The title story in particular is chock-full of and comical about liberal handwringing (“It takes thousands of pounds of fuel to visit you”) and sends up both it and the market’s relentlessly efficient debasing:
O told her that if he had possessed her beauty, he would not have been a teacher. She asked him what he would have done instead. He would become an airhead, he said, or maybe a trophy wife... When one was beautiful one was sense itself. Mrs. Lee wondered where O had picked up the expression “Trophy wife.” From a game show, he said, called Who Wants to Remain Infantile?
Another story, “The Coffee Jockey,” is the 21st-century variant of Vladimir Sorokin’s 1983 novel The Queue, but whereas Sorokin speaks of the Soviet practice of lining up for one’s daily kleb (or blue jeans or stereos as the case would have it), Mellis evokes what’s become, thirty years later in the U.S., our actual and symbolic wait of choice: for the supremely customizable jolt of java, which we no doubt require to be productive (but don’t quite know productive for what): “To compound the frustration of everyone in line, it had recently been made clear that even though everyone had to work, most jobs were a waste of time.”
The final story “Transformer” could be a sly prequel to Mellis’s meditative novella about the afterlife The Spokes (out also in 2012, from Solid Objects Press).

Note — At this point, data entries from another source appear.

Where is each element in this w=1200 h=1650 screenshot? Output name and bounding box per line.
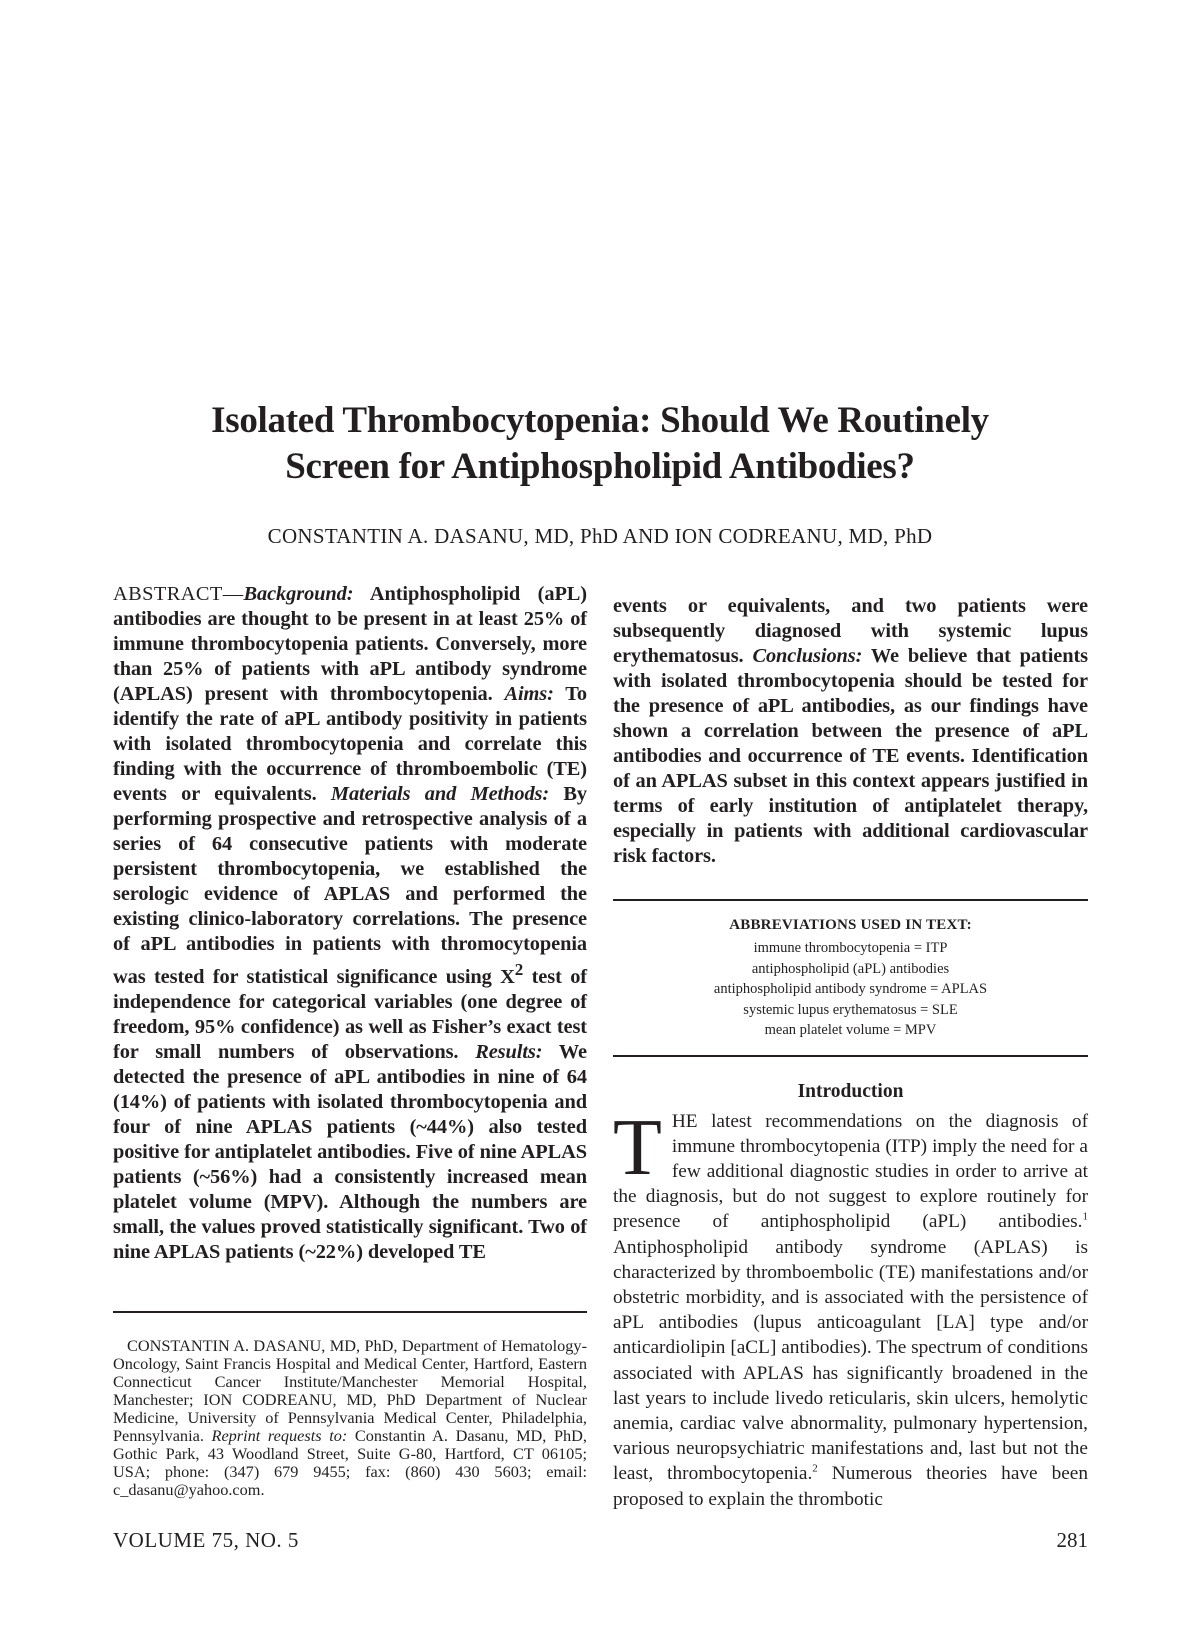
abstract-conclusions-label: Conclusions: (752, 645, 863, 667)
abbreviation-item: systemic lupus erythematosus = SLE (743, 1001, 958, 1018)
article-title (150, 398, 1050, 490)
reprint-text: Constantin A. Dasanu, MD, PhD, Gothic Park, 43 Woodland Street, Suite G-80, Hartford, CT 06105; USA; phone: (347) 679 9455; fax: (860) 430 5603; email: c_dasanu@yahoo.com. (113, 1425, 588, 1499)
abbreviations-box (613, 899, 1088, 1057)
drop-cap: T (613, 1103, 662, 1192)
journal-volume: VOLUME 75, NO. 5 (113, 1528, 299, 1552)
introduction-heading: Introduction (797, 1080, 904, 1102)
left-column (113, 582, 587, 1515)
page-number: 281 (1056, 1528, 1088, 1552)
title-line-1: Isolated Thrombocytopenia: Should We Routinely (211, 400, 989, 441)
reference-2: 2 (812, 1462, 818, 1475)
introduction-text-cont: Antiphospholipid antibody syndrome (APLAS) is characterized by thromboembolic (TE) manifestations and/or obstetric morbidity, and is associated with the persistence of aPL antibodies (lupus anticoagulant [LA] type and/or anticardiolipin [aCL] antibodies). The spectrum of conditions associated with APLAS has significantly broadened in the last years to include livedo reticularis, skin ulcers, hemolytic anemia, cardiac valve abnormality, pulmonary hypertension, various neuropsychiatric manifestations and, last but not the least, thrombocytopenia. (613, 1236, 1088, 1485)
abbreviation-item: antiphospholipid (aPL) antibodies (751, 960, 950, 977)
reference-1: 1 (1082, 1210, 1088, 1223)
introduction-text: HE latest recommendations on the diagnosis of immune thrombocytopenia (ITP) imply the need for a few additional diagnostic studies in order to arrive at the diagnosis, but do not suggest to explore routinely for presence of antiphospholipid (aPL) antibodies. (613, 1110, 1088, 1233)
abstract-methods-text: By performing prospective and retrospective analysis of a series of 64 consecutive patients with moderate persistent thrombocytopenia, we established the serologic evidence of APLAS and performed the existing clinico-laboratory correlations. The presence of aPL antibodies in patients with thromocytopenia was tested for statistical significance using X (113, 783, 588, 988)
title-line-2: Screen for Antiphospholipid Antibodies? (285, 446, 915, 487)
abstract-continuation (613, 594, 1088, 869)
abstract-methods-text-cont: test of independence for categorical variables (one degree of freedom, 95% confidence) as well as Fisher’s exact test for small numbers of observations. (113, 965, 587, 1063)
introduction-text-end: Numerous theories have been proposed to explain the thrombotic (613, 1463, 1088, 1510)
author-affiliation (113, 1337, 587, 1499)
abstract-continuation-text: events or equivalents, and two patients were subsequently diagnosed with systemic lupus erythematosus. (613, 595, 1088, 667)
abstract (113, 582, 587, 1265)
abstract-results-label: Results: (475, 1040, 543, 1063)
abbreviation-item: mean platelet volume = MPV (764, 1022, 937, 1038)
abbreviations-bottom-rule (613, 1055, 1088, 1057)
abstract-background-label: Background: (243, 583, 354, 605)
author-list: CONSTANTIN A. DASANU, MD, PhD AND ION CODREANU, MD, PhD (267, 524, 933, 548)
reprint-label: Reprint requests to: (211, 1425, 348, 1445)
abstract-background-text: Antiphospholipid (aPL) antibodies are thought to be present in at least 25% of immune thrombocytopenia patients. Conversely, more than 25% of patients with aPL antibody syndrome (APLAS) present with thrombocytopenia. (113, 583, 587, 705)
abbreviations-title: ABBREVIATIONS USED IN TEXT: (729, 917, 972, 933)
abstract-methods-superscript: 2 (514, 960, 524, 979)
right-column (613, 582, 1088, 1531)
abbreviation-item: antiphospholipid antibody syndrome = APLAS (713, 981, 988, 997)
abstract-results-text: We detected the presence of aPL antibodies in nine of 64 (14%) of patients with isolated thrombocytopenia and four of nine APLAS patients (~44%) also tested positive for antiplatelet antibodies. Five of nine APLAS patients (~56%) had a consistently increased mean platelet volume (MPV). Although the numbers are small, the values proved statistically significant. Two of nine APLAS patients (~22%) developed TE (113, 1040, 587, 1263)
abstract-aims-label: Aims: (504, 683, 554, 705)
affiliation-text: CONSTANTIN A. DASANU, MD, PhD, Department of Hematology-Oncology, Saint Francis Hospital and Medical Center, Hartford, Eastern Connecticut Cancer Institute/Manchester Memorial Hospital, Manchester; ION CODREANU, MD, PhD Department of Nuclear Medicine, University of Pennsylvania Medical Center, Philadelphia, Pennsylvania. (113, 1335, 587, 1445)
abstract-aims-text: To identify the rate of aPL antibody positivity in patients with isolated thrombocytopenia and correlate this finding with the occurrence of thromboembolic (TE) events or equivalents. (113, 683, 588, 805)
abstract-conclusions-text: We believe that patients with isolated thrombocytopenia should be tested for the presence of aPL antibodies, as our findings have shown a correlation between the presence of aPL antibodies and occurrence of TE events. Identification of an APLAS subset in this context appears justified in terms of early institution of antiplatelet therapy, especially in patients with additional cardiovascular risk factors. (613, 645, 1088, 867)
abstract-methods-label: Materials and Methods: (330, 783, 550, 805)
affiliation-divider (113, 1311, 587, 1313)
abbreviation-item: immune thrombocytopenia = ITP (753, 940, 948, 956)
abstract-label: ABSTRACT— (113, 583, 244, 605)
introduction-body (613, 1103, 1088, 1512)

Often metaphorized in various present-but-missing mothers (there are a lot of missing mothers in Mellis-land) and as the collection’s title spells out, a consistent theme here is doubting our faith in and perception of reality. After all who can you trust if you can’t trust mom?
Mellis somehow manages to make a seamless and entrancing collage of progressive concerns, broken-family storylines, and therapy-derived surrealism with a risky, imbricated, and near-constant just-off parataxis. Through an authentic, recognizable mix of u- and dystopias, Mellis traces lives we didn’t quite yet know we were living.